🇺🇸 United States · LangChain — The Framework for Building LLM Applications

Status: 🟩 COMPLETE 🟦 LIVING Section: 10 — AI and LLMs

VendorLangChain, Inc.
Country/origin🇺🇸 United States (San Francisco)
Recommended for AUS?✅ Yes — open-source framework; widely adopted; can run anywhere
Privacy summaryOpen-source code; runs in your environment; privacy depends on which LLM/services you connect to; LangChain itself doesn’t process your data
Free tierâś… Open-source (free); LangSmith observability has free tier
Paid tiersLangSmith observability paid plans; LangGraph Cloud (managed); enterprise
First releasedOctober 2022
Last reviewedJune 2026
Official sitehttps://langchain.com

What it is

LangChain is the most widely-used framework for building applications with LLMs — open-source software libraries (Python and JavaScript/TypeScript) that handle the plumbing of connecting language models to your data, tools, and workflows.

If you’re building an app that uses AI — a chatbot that knows your company’s documents, an AI that processes customer queries, an agent that performs tasks — you probably need to handle: prompts, model calls, conversation history, document retrieval, vector databases, tool definitions, error handling, retries, streaming responses, and dozens of other concerns. LangChain provides standardised abstractions for all of these so you don’t reinvent them.

Founded by Harrison Chase in late 2022, LangChain quickly became the dominant framework in LLM application development. The company has since expanded into:

  • LangChain — the core open-source framework
  • LangSmith — observability and evaluation (langsmith)
  • LangGraph — building agent workflows as state machines
  • LangGraph Cloud — managed deployment

Why it matters

For developers building AI applications, the question isn’t usually “which AI model?” — it’s “how do I plug the AI into my data, my workflows, my users?”

LangChain answers this with reusable components:

Standardised model interface

Switch between OpenAI, Anthropic, Google, Mistral, local models — without rewriting your code. Each model has different APIs; LangChain wraps them in a common interface.

Prompt templates

Manage prompts as code: versioned, testable, swappable. Build complex prompts from reusable components.

Memory and conversation history

Handle multi-turn conversations: remembering context, summarising old conversations, managing token limits.

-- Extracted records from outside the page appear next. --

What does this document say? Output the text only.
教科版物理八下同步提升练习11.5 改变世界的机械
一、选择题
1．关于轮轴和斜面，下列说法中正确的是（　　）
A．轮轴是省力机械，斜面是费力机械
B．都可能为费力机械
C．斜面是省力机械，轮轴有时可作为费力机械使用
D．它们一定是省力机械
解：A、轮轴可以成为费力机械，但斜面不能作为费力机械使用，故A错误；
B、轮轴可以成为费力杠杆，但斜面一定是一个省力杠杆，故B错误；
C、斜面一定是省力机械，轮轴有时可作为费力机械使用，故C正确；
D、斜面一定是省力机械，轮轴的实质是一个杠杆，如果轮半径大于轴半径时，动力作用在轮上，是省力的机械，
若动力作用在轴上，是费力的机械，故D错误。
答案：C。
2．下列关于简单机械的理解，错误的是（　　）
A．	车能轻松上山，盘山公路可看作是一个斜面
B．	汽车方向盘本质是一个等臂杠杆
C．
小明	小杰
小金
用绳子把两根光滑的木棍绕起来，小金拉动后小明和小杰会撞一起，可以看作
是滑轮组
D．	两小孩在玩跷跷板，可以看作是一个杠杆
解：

Retrieval Augmented Generation (RAG)

The headline use case: connect an AI to your documents so it can answer questions grounded in your content. LangChain handles document loading, splitting, embedding, vector storage, retrieval, and answer generation.

Tool use and agents

Define tools the AI can call (search the web, query a database, send an email) and let the AI decide when to use them.

Streaming

Stream responses token-by-token to your users for that real-time feel.

Output parsing

Convert AI text responses into structured data (JSON, specific formats) reliably.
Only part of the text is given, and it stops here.